Eventualité 14
Patient, réservé ou timide qui déclare que la dose n’a rien fait, mais quelque chose s’est produit sur le plan émotionnel.
Niveaux : B profond, C et D.
Diagnostic : Début de réaction chez les patients de groupe élevé, dose trop faible. Médicament incorrect dans les bas niveaux.
Nous touchons ici une réaction émotionnelle anormale comme on peut les rencontrer très fréquemment chez des sujets Ignatia, Natrum muriaticum ou Thuja. Les patients avec ce type de symptômes mentaux ou émotionnels font déjà partie des niveaux inférieurs de santé. L’organisme a perdu de l’énergie et la perturbation s’est déjà enfoncée dans des régions plus profondes. Ceci est typique d’un cas sycotique, où existe une pression inconsciente écrasante pour maintenir à tout prix une image telle qu’il est parfois presque impossible au patient de voir ou d’admettre qu’un mieux est apparu sur le plan émotionnel. Je me souviens une fois d’avoir été choqué de la manière presque brutale dont George Vithoulkas s’y prenait pour mener l’entretien chez un patient qui avait besoin de Thuja, le moins qu’on puisse dire c’était qu’il ne prenait pas de gants. Et avec le recul je comprends maintenant son attitude, il avait parfaitement raison de ne pas se faire « embarquer » par le patient.
Le pire existe bien sûr, dans les cas où cette attitude fait partie de la maladie, rendant le patient méfiant, secret, voire manipulateur. Ces cas seront beaucoup plus difficiles à traiter. On peut avoir des patients qui inconsciemment aiment être malades afin d’attirer l’attention. Kent évoque un cas similaire dans sa matière médicale à propos de Plumbum metallicum, où une femme atteinte d’une sorte d’état d’hystérie prétendait être malade lorsqu’elle se trouvait en compagnie :
Plumbum crée une tendance à tromper, à frauder. L´acétate de plomb produisit chez une femme, qui en prit un peu pour se suicider, une hystérie confirmée. Elle avait l´aspect d´une hystérique pendant des heures lorsque qui que ce soit la regardait. Quand elle pensait que personne n´était auprès d´elle, elle se levait, marchait de-ci de-là, se regardait dans la glace pour voir comme elle était belle, mais quand elle entendait un pas dans l´escalier elle se recouchait sur son lit et revêtait le masque de l´inconscience. Elle supportait des piqûres en grand nombre et c´est à peine si on distinguait sa respiration. Plumbum établit dans l´organisme un état hystérique, une tendance à tromper, à feindre la maladie, à exagérer ses maux; et, pris comme remède, il va à la racine du mal pourvu que ses symptômes concordent avec ceux du malade.

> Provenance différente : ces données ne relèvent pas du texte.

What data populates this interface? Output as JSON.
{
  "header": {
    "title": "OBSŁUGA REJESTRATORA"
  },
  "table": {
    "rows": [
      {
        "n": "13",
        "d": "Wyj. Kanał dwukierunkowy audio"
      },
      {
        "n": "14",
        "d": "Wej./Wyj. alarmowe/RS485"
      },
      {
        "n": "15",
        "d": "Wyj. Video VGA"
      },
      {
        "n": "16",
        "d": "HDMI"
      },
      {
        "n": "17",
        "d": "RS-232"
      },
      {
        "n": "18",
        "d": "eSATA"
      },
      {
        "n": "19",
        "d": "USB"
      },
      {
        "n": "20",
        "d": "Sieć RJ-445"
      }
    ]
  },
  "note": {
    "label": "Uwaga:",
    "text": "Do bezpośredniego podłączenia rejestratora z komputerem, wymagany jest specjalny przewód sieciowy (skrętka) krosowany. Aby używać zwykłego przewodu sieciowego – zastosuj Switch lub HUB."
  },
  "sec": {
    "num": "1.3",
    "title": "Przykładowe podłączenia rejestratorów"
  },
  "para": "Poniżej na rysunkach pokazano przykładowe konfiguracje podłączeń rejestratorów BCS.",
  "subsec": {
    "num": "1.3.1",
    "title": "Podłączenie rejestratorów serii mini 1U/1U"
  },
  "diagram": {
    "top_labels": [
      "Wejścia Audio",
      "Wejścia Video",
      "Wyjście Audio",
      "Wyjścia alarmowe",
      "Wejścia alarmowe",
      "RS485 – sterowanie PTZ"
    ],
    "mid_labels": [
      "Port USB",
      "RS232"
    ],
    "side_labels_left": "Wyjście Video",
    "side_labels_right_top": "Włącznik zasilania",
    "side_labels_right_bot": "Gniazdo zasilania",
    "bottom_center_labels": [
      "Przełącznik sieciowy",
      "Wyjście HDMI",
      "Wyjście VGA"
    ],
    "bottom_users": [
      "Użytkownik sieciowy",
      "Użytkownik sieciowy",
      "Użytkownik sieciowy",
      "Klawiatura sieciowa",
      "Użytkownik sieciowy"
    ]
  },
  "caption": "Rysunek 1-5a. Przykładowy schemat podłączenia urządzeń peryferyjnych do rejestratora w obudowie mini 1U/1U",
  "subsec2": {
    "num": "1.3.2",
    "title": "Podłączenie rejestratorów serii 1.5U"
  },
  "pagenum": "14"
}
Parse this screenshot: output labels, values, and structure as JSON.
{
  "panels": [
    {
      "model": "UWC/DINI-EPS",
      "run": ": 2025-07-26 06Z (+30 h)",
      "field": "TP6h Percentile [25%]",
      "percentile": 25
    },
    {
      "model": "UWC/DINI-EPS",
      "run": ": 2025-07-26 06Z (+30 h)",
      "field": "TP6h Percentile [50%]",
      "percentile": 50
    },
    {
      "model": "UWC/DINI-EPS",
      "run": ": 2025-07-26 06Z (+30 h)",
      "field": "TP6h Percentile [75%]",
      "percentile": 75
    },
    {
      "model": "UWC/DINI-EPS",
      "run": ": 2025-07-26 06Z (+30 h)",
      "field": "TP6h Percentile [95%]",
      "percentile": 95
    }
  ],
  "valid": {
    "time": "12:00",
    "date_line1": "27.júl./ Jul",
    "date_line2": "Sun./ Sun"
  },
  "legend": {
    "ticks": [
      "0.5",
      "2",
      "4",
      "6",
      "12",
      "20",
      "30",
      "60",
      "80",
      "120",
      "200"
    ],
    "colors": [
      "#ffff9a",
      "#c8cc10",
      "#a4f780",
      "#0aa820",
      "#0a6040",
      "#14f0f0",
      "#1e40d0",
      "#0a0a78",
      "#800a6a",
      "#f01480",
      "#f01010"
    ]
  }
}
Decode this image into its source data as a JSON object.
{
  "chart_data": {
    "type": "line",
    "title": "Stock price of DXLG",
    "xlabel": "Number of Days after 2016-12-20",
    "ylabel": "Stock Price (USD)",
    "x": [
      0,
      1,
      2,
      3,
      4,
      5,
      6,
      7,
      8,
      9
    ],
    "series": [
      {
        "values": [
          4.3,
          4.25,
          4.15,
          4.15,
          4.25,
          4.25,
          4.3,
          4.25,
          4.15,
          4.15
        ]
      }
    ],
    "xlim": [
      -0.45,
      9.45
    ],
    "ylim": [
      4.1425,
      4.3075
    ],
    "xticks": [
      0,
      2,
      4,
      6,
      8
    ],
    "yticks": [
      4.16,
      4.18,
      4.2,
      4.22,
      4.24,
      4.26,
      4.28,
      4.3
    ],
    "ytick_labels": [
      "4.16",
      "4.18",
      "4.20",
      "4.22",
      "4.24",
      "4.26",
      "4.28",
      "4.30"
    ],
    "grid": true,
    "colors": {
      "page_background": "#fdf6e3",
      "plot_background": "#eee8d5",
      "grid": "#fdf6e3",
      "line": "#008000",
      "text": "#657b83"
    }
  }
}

Vous devez donc être bien prudents et analyser finement les réactions de votre patient, ses moindres hésitations dans ses tournures ou ses réponses. Toute la difficulté tient ici au « make-up » émotionnel qui rend le dialogue, le contact difficile. Le tempérament du patient ne doit jamais constituer une indication pour prescrire. C’est hélas une erreur aussi grave que fréquente et qui a fait perdre bien du temps aux praticiens et aux patients qui attendent en vain qu’on les secoure. Seuls les symptômes que l’on a « reconnus comme indubitablement morbides » permettent de déterminer l’indication du remède.
Attention cependant à ne pas finir par couper les cheveux en quatre. La présente discussion n’a aucun sens dans les niveaux de santé dégradés C à D où nous exigeons une réaction rapide avec à la clé des modifications physiques palpables. Une légère modification sur le plan émotionnel peut être attribuable à un effet placébo, et il faut savoir rester critique de vos résultats.
Dans les groupes plus élevés, ce petit changement sur le plan émotionnel nous réjouit car bien vraisemblablement, en continuant les prises du médicament, la cas va finir par « céder » et nous assisterons au déploiement de l’action de la dose vers des plans plus superficiels.